7. Future of research for molecular markers of normal tissue tolerance

We do not yet have adequate markers for the vast majority of clinical needs, and their discovery remains a very high priority in radiation research. The need for these markers has intensified due to the growing number of cancer survivors at risk for developing toxicity from radiation, chemotherapy, surgery, and combinations of all three. Currently the number of cancer-treatment survivors is numbered at over 10 million in the United States and is growing rapidly. This number dwarfs the number of new cancers detected each year. The National Cancer Institute has identified survivorship research as a high priority over the next decade. Cooperative clinical trial groups are beginning to design studies aimed at determining the best management of treatment related side effects (rather than just how to manage cancers). Concurrent with the growing number of cancer-treatment survivors is the real risk for radiological exposure of otherwise healthy victims in an accident, an act of terror, or war-related scenarios. Taken together, the need for better markers is growing rapidly and is of high importance considering the paucity of currently available markers. As the cooperative group clinical trials grow, and the funding for research in the area increases, progress in identifying markers for prediction, prognostication, mitigation, and therapy is expected to be rapid in the next decade.

8. Conclusions

Markers of radiation-related side effects include those that can be used to identify subjects at risk of greater than normal toxicity, before exposure, in addition to markers useful for diagnosis, prognosis, biodosimetry, and therapy. The available markers are often organ-specific, and some are in routine use; however, there are currently very few markers and many organs-at-risk have no satisfactory markers. The most useful markers are those that are most specific and quantitatively predictive of side-effect severity.
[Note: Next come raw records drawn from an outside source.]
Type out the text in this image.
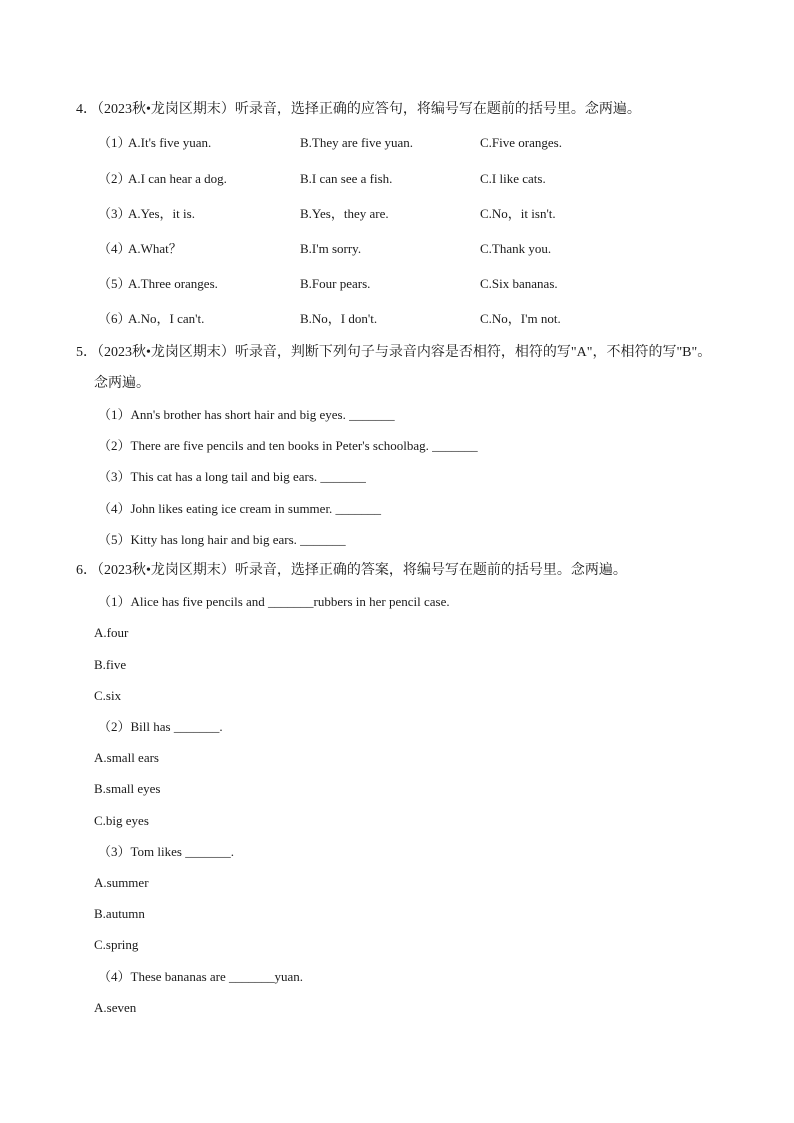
4．（2023秋•龙岗区期末）听录音，选择正确的应答句，将编号写在题前的括号里。念两遍。
（1）
A.It's five yuan.	B.They are five yuan.	C.Five oranges.
（2）
A.I can hear a dog.	B.I can see a fish.	C.I like cats.
（3）
A.Yes，it is.	B.Yes，they are.	C.No，it isn't.
（4）
A.What？	B.I'm sorry.	C.Thank you.
（5）
A.Three oranges.	B.Four pears.	C.Six bananas.
（6）
A.No，I can't.	B.No，I don't.	C.No，I'm not.
5．（2023秋•龙岗区期末）听录音，判断下列句子与录音内容是否相符，相符的写"A"，不相符的写"B"。
念两遍。
（1）Ann's brother has short hair and big eyes. _______
（2）There are five pencils and ten books in Peter's schoolbag. _______
（3）This cat has a long tail and big ears. _______
（4）John likes eating ice cream in summer. _______
（5）Kitty has long hair and big ears. _______
6．（2023秋•龙岗区期末）听录音，选择正确的答案，将编号写在题前的括号里。念两遍。
（1）Alice has five pencils and _______rubbers in her pencil case.
A.four
B.five
C.six
（2）Bill has _______.
A.small ears
B.small eyes
C.big eyes
（3）Tom likes _______.
A.summer
B.autumn
C.spring
（4）These bananas are _______yuan.
A.seven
The available markers include metabolites, physiological markers, and protein products of tissue damage or signaling processes. Among these markers, cytokines appear to play the role of both causative agent and marker. Thus interventions that target cytokines might be effective. Gene expression profiles might ultimately play a role in better understanding normal tissue tolerances to radiation. More work on better models of radiation exposure is likely to be needed. The future of research on markers of radiation tolerance is increasingly important due to the growing number of cancer treatment survivors. Advances in the field of radiation markers of normal tissue toxicity are expected in the next decade.